People drifted toward the empiure, aggressively, speculatively, or desperately, because of the perception that the empire was wealthy, which is more or less the same as today, albeit that aggression cannot compete with Europes military strength aside from terrorism. The classic example in antiquity was the arrival of the Goths. Fritigern, who had already made a peace treaty with Valens, asked the Roman emperor for permission to cross the Danube and settle in Roman territory. Valens allowed this, but the governors of Thrace, where the refugees were crossing the river, were not best pleased at having to support a migrant ppulation. So Lupicinius and Maximus encouraged the most shameful exploitation of the Goths.
When the barbarians who had been conducted across the river were in great distress from want of provisions, those detested generals conceived the idea of a most disgraceful traffic: and having collected hounds from all quarters with the most insatiable rapacity, they exchanged them for an equal number of slaves, among whom were several sons of men of noble birth. Ammianus Marcellinus
Soon famine and want came upon them, as often happens to a people not yet well settled in a country. Their princes and the leaders who ruled them in place of kings, that is Fritigern, Alatheus and Safrac, began to lament the plight of their army and begged Lupicinus and Maximus, the Roman commanders, to open a market. But to what will not the "cursed lust for gold" compel men to assent? The generals, swayed by avarice, sold them at a high price not only the flesh of sheep and oxen, but even the carcasses of dogs and unclean animals, so that a slave would be bartered for a loaf of bread or ten pounds of meat. When their goods and chattels failed, the greedy trader demanded their sons in return for the necessities of life. And the parents consented even to this, in order to provide for the safety of their children, arguing that it was better to lose liberty than life; and indeed it is better that one be sold, if he will be mercifully fed, than that he should be kept free only to die. Jordanes
Not content with this activity, the two Roman governors perceived there might be trouble ahead and so hatched a plot...

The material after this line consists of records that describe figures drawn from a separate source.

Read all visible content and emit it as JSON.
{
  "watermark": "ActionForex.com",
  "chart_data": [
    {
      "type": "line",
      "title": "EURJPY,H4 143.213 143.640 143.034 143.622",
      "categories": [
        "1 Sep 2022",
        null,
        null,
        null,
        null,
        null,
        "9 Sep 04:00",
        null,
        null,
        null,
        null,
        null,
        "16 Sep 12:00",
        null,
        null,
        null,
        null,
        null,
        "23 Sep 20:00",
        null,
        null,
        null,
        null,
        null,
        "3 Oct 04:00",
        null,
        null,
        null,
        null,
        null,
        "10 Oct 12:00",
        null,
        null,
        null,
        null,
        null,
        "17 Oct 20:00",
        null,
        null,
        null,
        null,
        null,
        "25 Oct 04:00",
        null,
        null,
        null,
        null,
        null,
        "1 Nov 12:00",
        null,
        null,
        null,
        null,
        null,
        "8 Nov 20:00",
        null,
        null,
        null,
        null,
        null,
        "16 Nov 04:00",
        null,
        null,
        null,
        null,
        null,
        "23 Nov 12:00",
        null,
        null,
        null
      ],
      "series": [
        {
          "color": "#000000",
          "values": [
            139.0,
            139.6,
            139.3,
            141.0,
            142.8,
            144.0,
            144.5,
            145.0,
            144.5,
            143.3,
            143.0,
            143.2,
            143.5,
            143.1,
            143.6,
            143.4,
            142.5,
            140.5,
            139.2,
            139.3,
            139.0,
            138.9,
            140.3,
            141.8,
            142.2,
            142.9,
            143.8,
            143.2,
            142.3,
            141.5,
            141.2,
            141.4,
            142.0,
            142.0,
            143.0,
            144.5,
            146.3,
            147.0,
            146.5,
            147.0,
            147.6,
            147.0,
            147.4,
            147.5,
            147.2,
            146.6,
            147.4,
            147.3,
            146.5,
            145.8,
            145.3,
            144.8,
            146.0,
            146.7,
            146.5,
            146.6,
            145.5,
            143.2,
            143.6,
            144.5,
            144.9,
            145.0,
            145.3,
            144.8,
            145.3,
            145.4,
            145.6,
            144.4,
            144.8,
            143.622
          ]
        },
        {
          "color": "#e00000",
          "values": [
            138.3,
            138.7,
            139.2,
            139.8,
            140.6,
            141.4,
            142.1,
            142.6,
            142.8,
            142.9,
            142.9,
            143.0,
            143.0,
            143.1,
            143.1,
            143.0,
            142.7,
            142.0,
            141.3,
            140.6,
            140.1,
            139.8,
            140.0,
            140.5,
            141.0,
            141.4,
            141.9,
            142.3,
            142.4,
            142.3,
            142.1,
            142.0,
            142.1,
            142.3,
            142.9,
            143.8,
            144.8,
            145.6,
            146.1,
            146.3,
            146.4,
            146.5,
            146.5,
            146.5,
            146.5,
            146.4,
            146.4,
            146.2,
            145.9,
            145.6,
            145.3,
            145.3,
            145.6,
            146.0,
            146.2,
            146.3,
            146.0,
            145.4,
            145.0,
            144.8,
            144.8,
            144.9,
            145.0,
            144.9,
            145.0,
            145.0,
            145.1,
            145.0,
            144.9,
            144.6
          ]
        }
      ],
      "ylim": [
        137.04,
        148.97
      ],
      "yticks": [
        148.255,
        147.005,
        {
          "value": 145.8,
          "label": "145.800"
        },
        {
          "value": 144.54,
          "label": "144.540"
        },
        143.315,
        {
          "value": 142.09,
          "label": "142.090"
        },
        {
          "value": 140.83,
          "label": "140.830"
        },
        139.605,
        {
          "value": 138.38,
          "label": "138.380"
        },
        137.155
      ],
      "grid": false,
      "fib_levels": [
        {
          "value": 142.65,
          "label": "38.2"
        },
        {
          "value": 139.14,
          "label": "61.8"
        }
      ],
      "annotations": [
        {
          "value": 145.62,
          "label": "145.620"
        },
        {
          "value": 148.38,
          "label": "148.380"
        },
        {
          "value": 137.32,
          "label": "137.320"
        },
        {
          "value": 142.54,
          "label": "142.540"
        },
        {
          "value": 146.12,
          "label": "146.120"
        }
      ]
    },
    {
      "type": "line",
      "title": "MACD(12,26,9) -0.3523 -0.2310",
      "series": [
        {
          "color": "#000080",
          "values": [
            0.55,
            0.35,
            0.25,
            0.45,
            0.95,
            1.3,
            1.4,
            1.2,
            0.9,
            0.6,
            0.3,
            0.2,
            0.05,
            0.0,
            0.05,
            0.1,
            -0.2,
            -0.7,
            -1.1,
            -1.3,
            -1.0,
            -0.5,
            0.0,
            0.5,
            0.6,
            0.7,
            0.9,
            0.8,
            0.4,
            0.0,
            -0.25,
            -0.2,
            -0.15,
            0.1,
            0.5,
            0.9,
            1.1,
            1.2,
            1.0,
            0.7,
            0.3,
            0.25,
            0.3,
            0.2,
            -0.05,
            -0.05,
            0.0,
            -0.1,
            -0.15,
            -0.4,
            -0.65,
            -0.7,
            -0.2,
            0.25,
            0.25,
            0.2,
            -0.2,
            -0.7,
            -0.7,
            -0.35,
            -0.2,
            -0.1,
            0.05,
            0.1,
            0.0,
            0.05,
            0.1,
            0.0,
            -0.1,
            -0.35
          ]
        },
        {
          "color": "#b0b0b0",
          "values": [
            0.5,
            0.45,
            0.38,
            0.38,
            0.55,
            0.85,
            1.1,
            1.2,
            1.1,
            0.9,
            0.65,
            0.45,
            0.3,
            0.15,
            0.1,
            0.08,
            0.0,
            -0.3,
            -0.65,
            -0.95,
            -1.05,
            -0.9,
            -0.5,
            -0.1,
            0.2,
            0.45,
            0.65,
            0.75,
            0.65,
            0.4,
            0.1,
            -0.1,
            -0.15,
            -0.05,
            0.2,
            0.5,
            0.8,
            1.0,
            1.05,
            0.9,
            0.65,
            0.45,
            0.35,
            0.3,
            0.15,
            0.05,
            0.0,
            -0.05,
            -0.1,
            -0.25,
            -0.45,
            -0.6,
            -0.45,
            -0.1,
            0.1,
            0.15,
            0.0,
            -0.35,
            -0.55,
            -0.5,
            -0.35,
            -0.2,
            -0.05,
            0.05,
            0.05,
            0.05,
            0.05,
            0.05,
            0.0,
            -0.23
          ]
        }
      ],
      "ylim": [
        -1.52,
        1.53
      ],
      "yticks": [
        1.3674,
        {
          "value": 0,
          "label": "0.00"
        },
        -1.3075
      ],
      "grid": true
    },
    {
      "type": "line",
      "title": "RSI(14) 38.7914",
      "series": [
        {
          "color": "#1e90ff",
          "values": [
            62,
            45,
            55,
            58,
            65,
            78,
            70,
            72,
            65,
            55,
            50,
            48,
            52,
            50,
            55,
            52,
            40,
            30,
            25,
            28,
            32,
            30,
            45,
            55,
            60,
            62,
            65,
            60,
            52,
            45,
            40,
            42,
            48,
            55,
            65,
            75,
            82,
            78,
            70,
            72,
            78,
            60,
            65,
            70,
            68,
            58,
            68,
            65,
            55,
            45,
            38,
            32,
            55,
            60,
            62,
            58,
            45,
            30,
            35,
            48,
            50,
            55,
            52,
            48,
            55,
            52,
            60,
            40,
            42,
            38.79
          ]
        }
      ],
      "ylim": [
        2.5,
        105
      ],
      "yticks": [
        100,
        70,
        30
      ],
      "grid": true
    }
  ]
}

Now it came to pass in that troubIous time that Lupicinus, the Roman general, invited Fritigern, a chieftain of the Goths, to a feast and, as the event revealed, devised a plot against him. But Fritigern, thinking no evil, came to the feast with a few followers. While he was dining in the praetorium he heard the dying cries of his ill-fated men, for, by order of the general, the soldiers were slaying his companions who were shut up in another part of the house. The loud cries of the dying fell upon ears already suspicious, and Fritigern at once perceived the treacherous trick. He drew his sword and with great courage dashed quickly from the banqueting-hall, rescued his men from their threatening doom and incited them to slay the Romans. Thus these valiant men gained the chance they had longed for--to be free to die in battle rather than to perish of hunger--and immediately took arms to kill the generals Lupicinus and Maximus. Jordanes
And so a refugee crisis became a full blown rebellion against Rome.